Assentou, para tanto, que a renovação de deliberação inserta no art 62 CSC ser legalmente admissível relativamente a deliberação meramente anulável, sendo certo que no caso em apreço estamos perante uma deliberação anulável - art 58 nº1 a), daquele diploma.
6- O art 248 C.S.C. estatui no seu nº3:
"A convocação das assembleias gerais compete a qualquer dos gerentes e deve ser feita por meio de carta registada, expedida com a antecedência mínimo de 15 dias, ...."
Os requisitos convocatórios aqui expressos - forma e tempo - são aferidos à sua expedição e não à sua recepção.
Àquele prazo aplica-se a regra do art. 279 al. h) do CC.
Daí a conclusão concorde de que a assembleia geral se realizou antes do decurso daquele prazo de 15 dias.
A consequência desta falha é a anulação da deliberação, que nos surge, assim, como um nado-vivo diminuído na sua vitalidade e ameaçado de morte.
O C.S.C. trata separadamente, quanto às deliberações sociais, a sua ineficácia stricto-sensu, no art 55; a sua nulidade no art 56 e a sua anulabilidade no art 58.
Anteriormente o art 146 do C. Comercial e 46 da Lei das Sociedades por Quotas, de 11 de Abril de 1901, apenas se referiam à anulabilidade, ficando a invalidação da deliberação dependente de propositura de acção, visando tal efeito.
Embora doutrina e jurisprudência admitissem a nulidade das deliberações.
Esta foi expressamente admitida no art 114 nº1 do Anteprojecto de Lei das Sociedades por Quotas de Responsabilidade Limitada - Revista de Direito e Economia, 1977, Ano III, nº2, Pg. 349 e seg. - e no art 76 nº1 do Projecto do Código das Sociedades Comerciais - Bol. 327, Pg. 43 e sg.
Da leitura do art 56 nºs 1 e 2 e 58 n. 1 do C.S.C. para distinguir os vícios que determinam a nulidade e a anulação de uma deliberação viciada, há que surpreender se eles dizem respeito ao conteúdo ou ao processo de formação, procedimento de deliberação: os primeiros insertos pelas al. c) e d) do art 56 e os segundos pelas al. a) e h) do mesmo artigo.
As al. c) e d) são duas manifestações tradutoras de um mesmo critério: são nulas as deliberações tomadas sobre matérias que estão fora da autonomia reconhecida aos sócios, extravasando assim da esfera da soberania da assembleia geral.
Como bem diz Dr. Henrique Salinas - critérios de distinção entre a anulabilidade e a nulidade das deliberações sociais ... Direito e Justiça, 1994, vol. VIII, Ano 2, Pag 225 "O legislador concretizou esta ideia ao determinar a nulidade das deliberações cujo conteúdo viole normas que não podem ser derrogados, nem sequer pela vontade unânime dos sócios", ou seja as normas imperativas.

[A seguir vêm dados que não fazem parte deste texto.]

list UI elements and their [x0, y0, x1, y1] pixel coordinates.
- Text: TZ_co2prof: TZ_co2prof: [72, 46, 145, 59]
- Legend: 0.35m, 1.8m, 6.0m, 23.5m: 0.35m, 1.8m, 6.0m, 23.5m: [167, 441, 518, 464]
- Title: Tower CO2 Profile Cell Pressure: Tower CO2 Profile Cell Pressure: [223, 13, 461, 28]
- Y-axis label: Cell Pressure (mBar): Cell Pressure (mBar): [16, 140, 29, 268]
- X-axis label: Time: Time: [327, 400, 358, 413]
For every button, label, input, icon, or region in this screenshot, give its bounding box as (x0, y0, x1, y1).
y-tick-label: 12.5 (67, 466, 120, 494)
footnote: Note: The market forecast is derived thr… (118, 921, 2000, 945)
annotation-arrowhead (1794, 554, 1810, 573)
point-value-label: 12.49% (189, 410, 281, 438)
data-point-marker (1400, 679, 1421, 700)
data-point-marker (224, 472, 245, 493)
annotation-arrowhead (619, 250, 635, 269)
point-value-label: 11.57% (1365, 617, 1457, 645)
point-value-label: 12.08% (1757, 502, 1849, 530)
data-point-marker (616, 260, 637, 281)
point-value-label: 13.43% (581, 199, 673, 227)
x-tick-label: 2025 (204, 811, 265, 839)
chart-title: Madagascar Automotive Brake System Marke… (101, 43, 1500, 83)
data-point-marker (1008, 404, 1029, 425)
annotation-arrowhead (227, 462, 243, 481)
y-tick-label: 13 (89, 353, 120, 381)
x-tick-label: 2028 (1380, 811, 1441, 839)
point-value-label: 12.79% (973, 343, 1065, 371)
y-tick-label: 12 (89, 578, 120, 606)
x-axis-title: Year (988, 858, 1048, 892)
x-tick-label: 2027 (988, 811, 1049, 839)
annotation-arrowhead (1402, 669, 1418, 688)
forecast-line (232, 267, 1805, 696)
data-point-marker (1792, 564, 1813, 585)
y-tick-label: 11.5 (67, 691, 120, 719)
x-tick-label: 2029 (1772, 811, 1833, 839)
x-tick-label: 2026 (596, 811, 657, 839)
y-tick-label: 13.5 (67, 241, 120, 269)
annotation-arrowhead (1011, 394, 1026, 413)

Apresentando-se como normas imperativas, interpretadas teleologicamente: as que visam proteger o interesse público, os interesses de terceiros (sócios actuais, que se apresentem perante a sociedade sem esta qualidade, a futuros sócios e a credores sociais) e os direitos irrenunciáveis dos actuais sócios.
Não há, quanto a elas, sanções: são nulidades típicas.
No entanto já as nulidades resultantes dos vícios de formação - al. a) e b) do nº1 art 56 - são sanáveis, nos termos do nº3 art 56, pelo que estamos perante uma invalidade mista.
Se a deliberação colidir com normas dispositivas ou do pacto social, isto é, todas na disponibilidade dos sócios, elas já serão só anuláveis - art 59.
A dicotomia normas imperativas e dispositivas só tem relevância quando o vício ataca o conteúdo de deliberação.
Com efeito se ele ataca o processo de formação de deliberação - caso dos autos - a consequência é a sua anulabilidade.
Tudo porque a violação de norma legal ainda que de carácter imperativo ou estatutário, no que concerne ao processo de formação da deliberação, limita-se a pôr em causa interesses próprio e disponíveis dos respectivos sócios.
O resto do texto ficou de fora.